今年(2021年)も去年と同じうねに溝をつくって植える。しかし、うねには今、ネギ坊主がかなり残っている。それを引っこ抜いて溝をつくるか、まばらに空いているうねを利用しながら、ネギ坊主から黒い種がのぞくのを待つか。しばらく悩んで出した結論は、体力と相談して採種と定植を両立させること、つまりは「少しずつやる」ことだった。
三春ネギの「自産自消」の流れはこんな感じだ。初夏に苗を定植する→追肥と土寄せを繰り返す→晩秋から冬に収穫する。曲がりネギにするためには、月遅れ盆の前後に、溝を斜めに切って植えなおす。これと併行して、初夏、前年植えたネギから種を採り、秋にまく。採種~播種~定植~収穫は2年がかりだ。
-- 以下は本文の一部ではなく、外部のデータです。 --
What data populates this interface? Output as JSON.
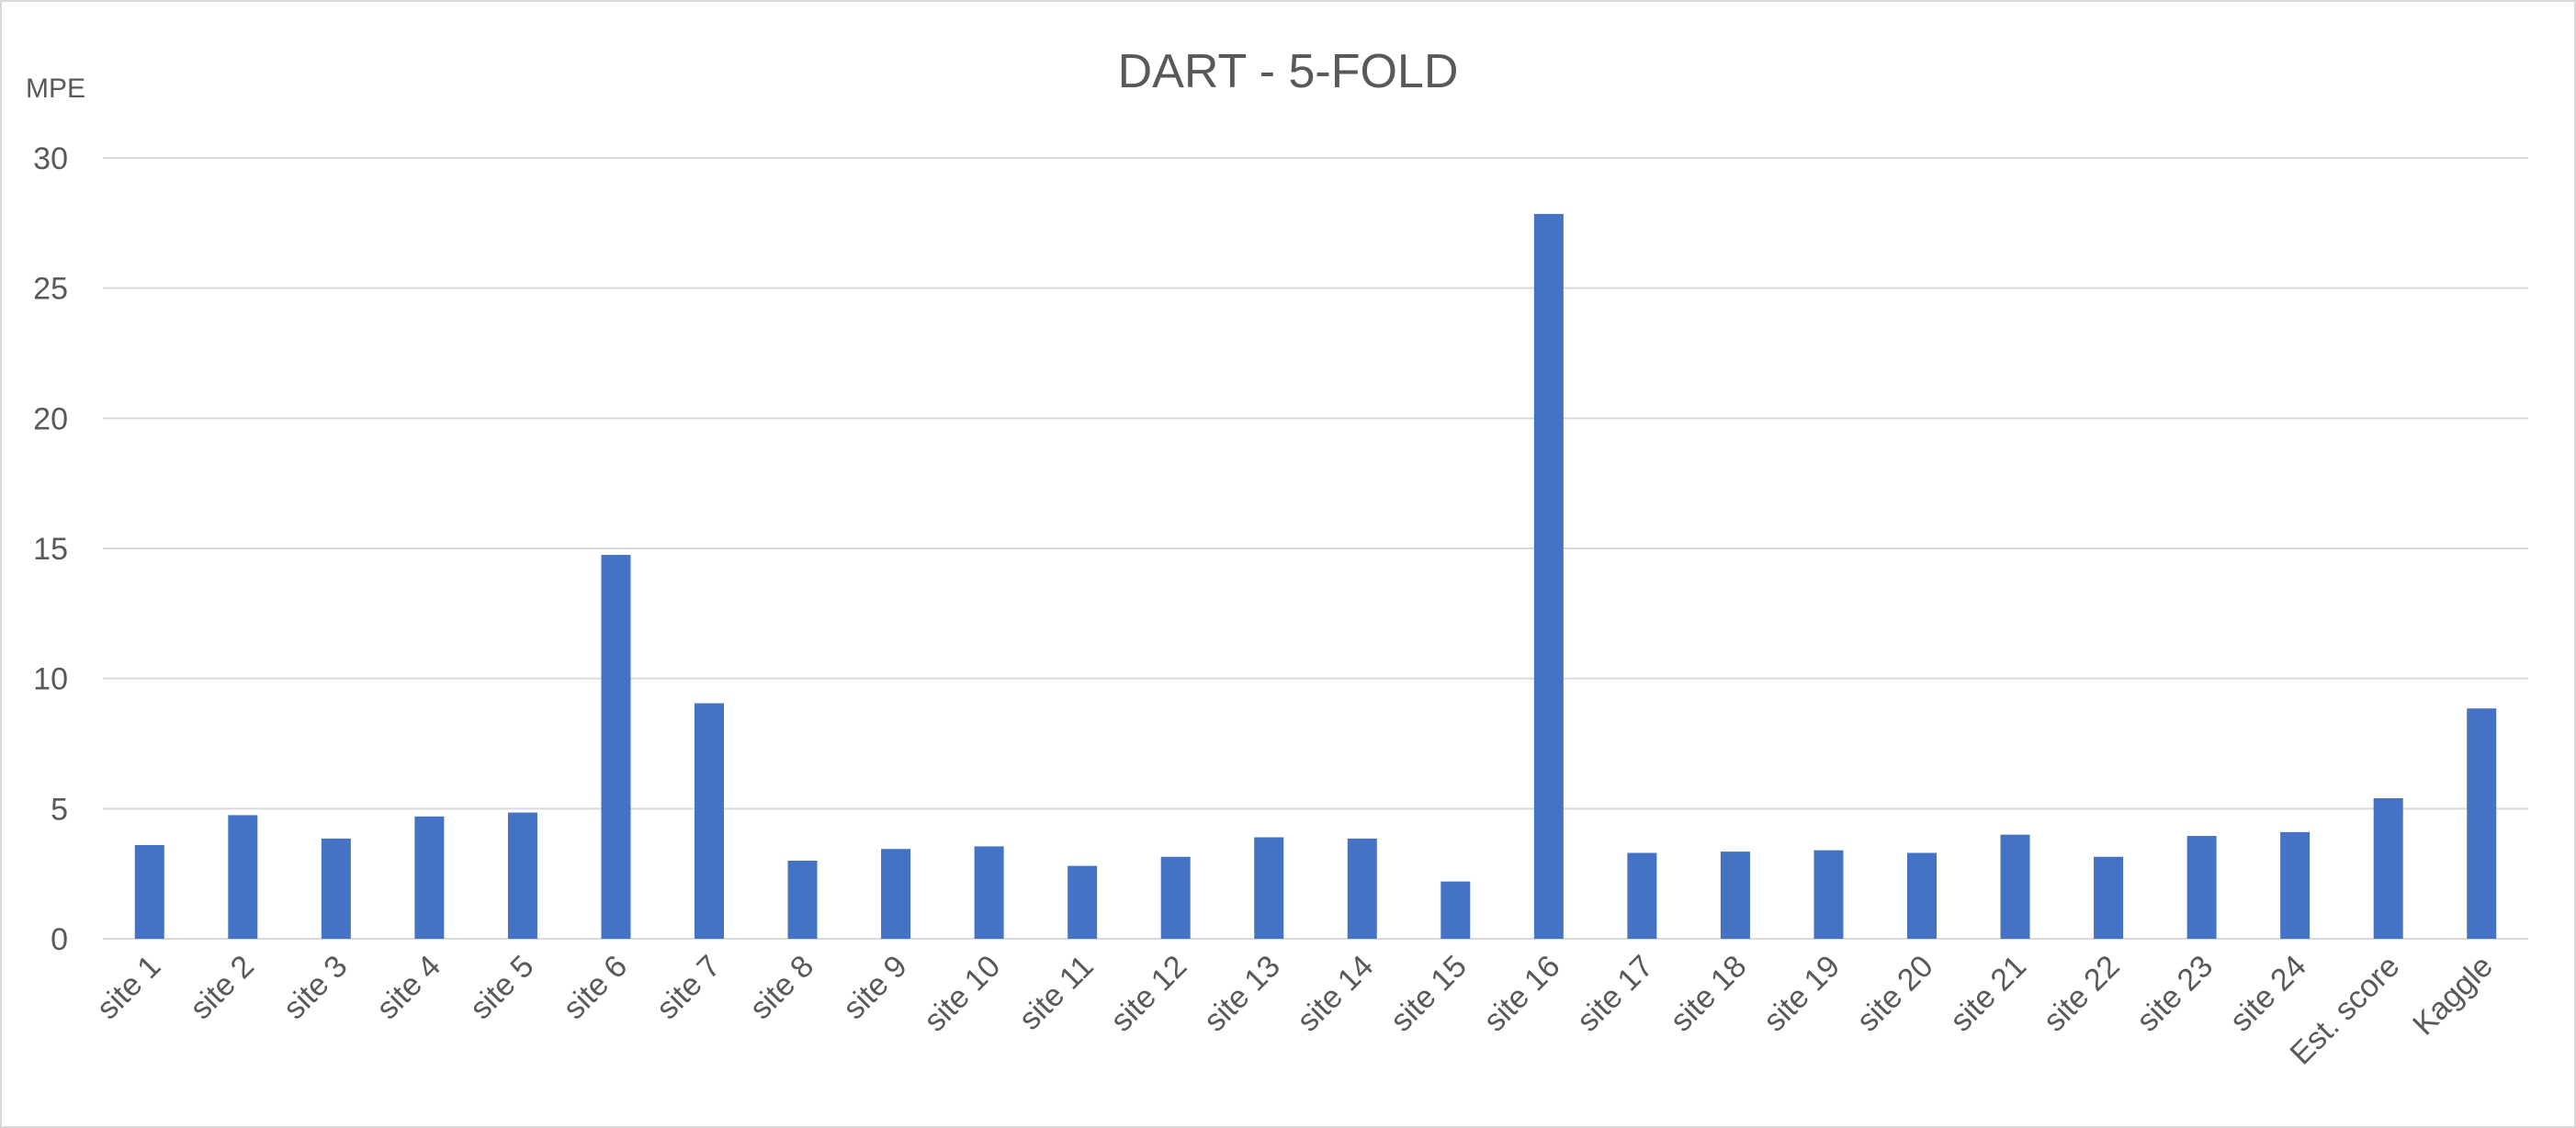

おととし秋、種をまいたら腐敗していたらしく発芽しなかった。急きょ、田村市の実家に頼んでネギ苗を調達した。
発芽ゼロに懲りて、種をいっぱい採らなくては――去年はそんな強迫観念に支配された。採種用に残したネギが越冬し、春になると花茎をのばしてネギ坊主をつくった。ネギ坊主がいっぱいあるのはいいが、半分は未熟果だ。
このネギ坊主から採れた種は乾燥剤とともに小瓶に入れて、秋の種まき時期まで冷蔵庫で保管する。苗をもらって栽培を始めたばかりのころ、採った種を紙袋に入れて屋内に置いていたら発芽しなかった。ある年、種の本を読んでいて、ネギは冷蔵保管をすることを知った。それをやったら発芽した。
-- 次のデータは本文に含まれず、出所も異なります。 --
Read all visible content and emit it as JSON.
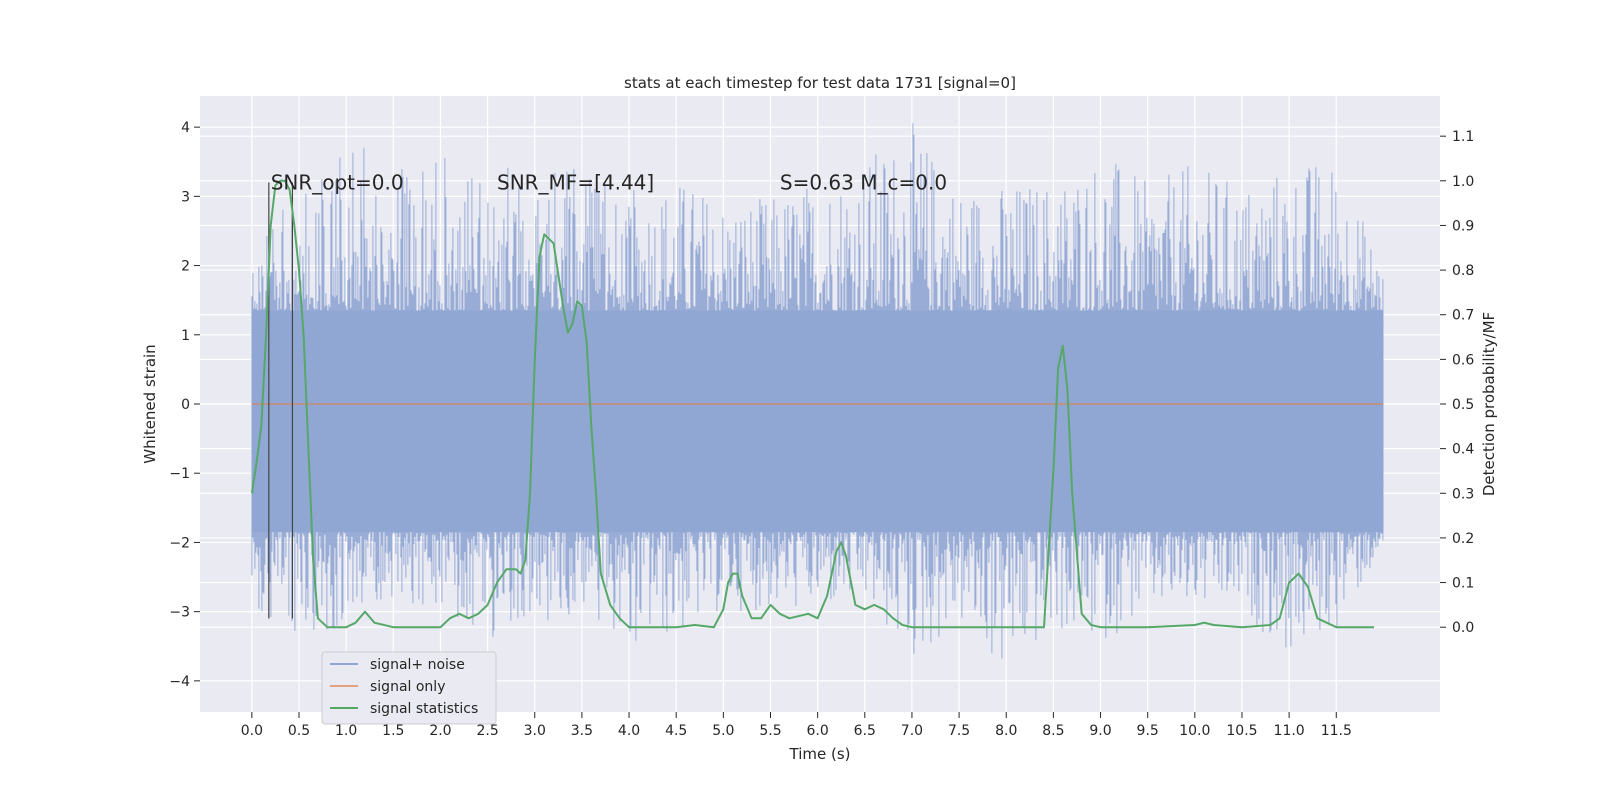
{
  "chart_data": {
    "type": "line",
    "title": "stats at each timestep for test data 1731 [signal=0]",
    "xlabel": "Time (s)",
    "ylabel": "Whitened strain",
    "y2label": "Detection probability/MF",
    "xlim": [
      -0.55,
      12.6
    ],
    "ylim": [
      -4.45,
      4.45
    ],
    "y2lim": [
      -0.19,
      1.19
    ],
    "xticks": [
      0.0,
      0.5,
      1.0,
      1.5,
      2.0,
      2.5,
      3.0,
      3.5,
      4.0,
      4.5,
      5.0,
      5.5,
      6.0,
      6.5,
      7.0,
      7.5,
      8.0,
      8.5,
      9.0,
      9.5,
      10.0,
      10.5,
      11.0,
      11.5
    ],
    "xtick_labels": [
      "0.0",
      "0.5",
      "1.0",
      "1.5",
      "2.0",
      "2.5",
      "3.0",
      "3.5",
      "4.0",
      "4.5",
      "5.0",
      "5.5",
      "6.0",
      "6.5",
      "7.0",
      "7.5",
      "8.0",
      "8.5",
      "9.0",
      "9.5",
      "10.0",
      "10.5",
      "11.0",
      "11.5"
    ],
    "yticks": [
      -4,
      -3,
      -2,
      -1,
      0,
      1,
      2,
      3,
      4
    ],
    "ytick_labels": [
      "−4",
      "−3",
      "−2",
      "−1",
      "0",
      "1",
      "2",
      "3",
      "4"
    ],
    "y2ticks": [
      0.0,
      0.1,
      0.2,
      0.3,
      0.4,
      0.5,
      0.6,
      0.7,
      0.8,
      0.9,
      1.0,
      1.1
    ],
    "y2tick_labels": [
      "0.0",
      "0.1",
      "0.2",
      "0.3",
      "0.4",
      "0.5",
      "0.6",
      "0.7",
      "0.8",
      "0.9",
      "1.0",
      "1.1"
    ],
    "grid": true,
    "legend_position": "lower-left",
    "annotations": [
      {
        "id": "snr-opt",
        "text": "SNR_opt=0.0",
        "x": 0.2,
        "y": 3.1
      },
      {
        "id": "snr-mf",
        "text": "SNR_MF=[4.44]",
        "x": 2.6,
        "y": 3.1
      },
      {
        "id": "s-mc",
        "text": "S=0.63   M_c=0.0",
        "x": 5.6,
        "y": 3.1
      }
    ],
    "vertical_markers": [
      {
        "x": 0.18,
        "y_range": [
          -3.1,
          3.2
        ]
      },
      {
        "x": 0.43,
        "y_range": [
          -3.1,
          3.2
        ]
      }
    ],
    "series": [
      {
        "name": "signal+ noise",
        "axis": "left",
        "color": "#8fa5d3",
        "render": "band",
        "x_range": [
          0.0,
          12.0
        ],
        "typical_band": [
          -1.85,
          1.35
        ],
        "extreme_range": [
          -4.0,
          4.1
        ],
        "x": [
          0.0,
          0.5,
          1.0,
          1.5,
          2.0,
          2.5,
          3.0,
          3.5,
          4.0,
          4.5,
          5.0,
          5.5,
          6.0,
          6.5,
          7.0,
          7.5,
          8.0,
          8.5,
          9.0,
          9.5,
          10.0,
          10.5,
          11.0,
          11.5,
          12.0
        ],
        "upper": [
          2.3,
          3.1,
          3.7,
          3.7,
          3.6,
          3.6,
          3.3,
          3.5,
          3.1,
          3.3,
          3.0,
          3.0,
          3.3,
          3.6,
          4.1,
          3.2,
          3.2,
          3.3,
          3.7,
          3.2,
          3.5,
          3.2,
          3.5,
          3.6,
          2.0
        ],
        "lower": [
          -2.9,
          -3.4,
          -3.2,
          -2.8,
          -3.0,
          -3.4,
          -3.2,
          -3.0,
          -3.5,
          -3.4,
          -3.0,
          -3.0,
          -3.0,
          -2.9,
          -3.8,
          -3.2,
          -4.0,
          -3.3,
          -3.5,
          -3.0,
          -3.0,
          -3.0,
          -3.7,
          -3.3,
          -2.1
        ]
      },
      {
        "name": "signal only",
        "axis": "left",
        "color": "#dd8452",
        "x": [
          0.0,
          12.0
        ],
        "values": [
          0.0,
          0.0
        ]
      },
      {
        "name": "signal statistics",
        "axis": "right",
        "color": "#55a868",
        "x": [
          0.0,
          0.05,
          0.1,
          0.15,
          0.2,
          0.25,
          0.3,
          0.35,
          0.4,
          0.45,
          0.5,
          0.55,
          0.6,
          0.65,
          0.7,
          0.8,
          0.9,
          1.0,
          1.1,
          1.2,
          1.3,
          1.5,
          2.0,
          2.1,
          2.2,
          2.3,
          2.4,
          2.5,
          2.6,
          2.7,
          2.8,
          2.85,
          2.9,
          2.95,
          3.0,
          3.05,
          3.1,
          3.2,
          3.3,
          3.35,
          3.4,
          3.45,
          3.5,
          3.55,
          3.6,
          3.65,
          3.7,
          3.8,
          3.9,
          4.0,
          4.5,
          4.7,
          4.9,
          5.0,
          5.05,
          5.1,
          5.15,
          5.2,
          5.3,
          5.4,
          5.5,
          5.6,
          5.7,
          5.9,
          6.0,
          6.1,
          6.2,
          6.25,
          6.3,
          6.4,
          6.5,
          6.6,
          6.7,
          6.8,
          6.9,
          7.0,
          7.5,
          8.0,
          8.4,
          8.5,
          8.55,
          8.6,
          8.65,
          8.7,
          8.8,
          8.9,
          9.0,
          9.5,
          10.0,
          10.1,
          10.2,
          10.5,
          10.8,
          10.9,
          11.0,
          11.1,
          11.2,
          11.3,
          11.5,
          11.9
        ],
        "values": [
          0.3,
          0.37,
          0.45,
          0.65,
          0.9,
          0.99,
          1.0,
          1.0,
          0.98,
          0.9,
          0.8,
          0.65,
          0.4,
          0.15,
          0.02,
          0.0,
          0.0,
          0.0,
          0.01,
          0.035,
          0.01,
          0.0,
          0.0,
          0.02,
          0.03,
          0.02,
          0.03,
          0.05,
          0.1,
          0.13,
          0.13,
          0.12,
          0.15,
          0.3,
          0.6,
          0.83,
          0.88,
          0.86,
          0.72,
          0.66,
          0.68,
          0.73,
          0.72,
          0.64,
          0.45,
          0.3,
          0.12,
          0.05,
          0.02,
          0.0,
          0.0,
          0.005,
          0.0,
          0.04,
          0.1,
          0.12,
          0.12,
          0.07,
          0.02,
          0.02,
          0.05,
          0.03,
          0.02,
          0.03,
          0.02,
          0.07,
          0.17,
          0.19,
          0.16,
          0.05,
          0.04,
          0.05,
          0.04,
          0.02,
          0.005,
          0.0,
          0.0,
          0.0,
          0.0,
          0.35,
          0.58,
          0.63,
          0.53,
          0.3,
          0.03,
          0.005,
          0.0,
          0.0,
          0.005,
          0.01,
          0.005,
          0.0,
          0.005,
          0.02,
          0.1,
          0.12,
          0.09,
          0.02,
          0.0,
          0.0
        ]
      }
    ]
  }
}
さて、ネギ苗が立派になりすぎたせいもあって、風が吹くと倒れる。少し間隔を開けるようにして種をまいたが、やはり密になった。
ネギの苗床は疊1枚くらいだ。根は浅い。密集状態なので、倒伏したら立て直すしかない。最初にそれをやりながらあれこれ考えて出した結論が、「少しずつやる」ことだった。
空いたうねに太い苗を定植する=写真上。間引き苗もそれなりに育ったので、「葉ネギ」として食べる=写真下。
溝をつくる・苗床を掘り起こす・苗を選別して定植する、といった作業を一気にやれば重労働だが、「少しずつやる」なら苦にならない。そのうえ、葉ネギを収穫する喜びもある。
葉ネギは刻んで味噌汁に放す。卵焼きに加える。まだ若いので風味はほんのわずかだが、やわらかい。近所の知り合いにも「お福分け」ができる。
最初に植えた苗は35本。翌週は30本。平日にも出かけて、ネギ坊主の様子を見ながら植えれば、結果的に400本ほどは定植できそうだ。
それからが、実は本番。ネキリムシとの闘いが始まる。去年は300本ほど植えたのに、ちゃんと育ったのは半分ほどだった。そのために、というわけではないが、苗床にもネギを残しておく。いい具合にすき間ができたら土を盛っていく。これもいつかは食材になる。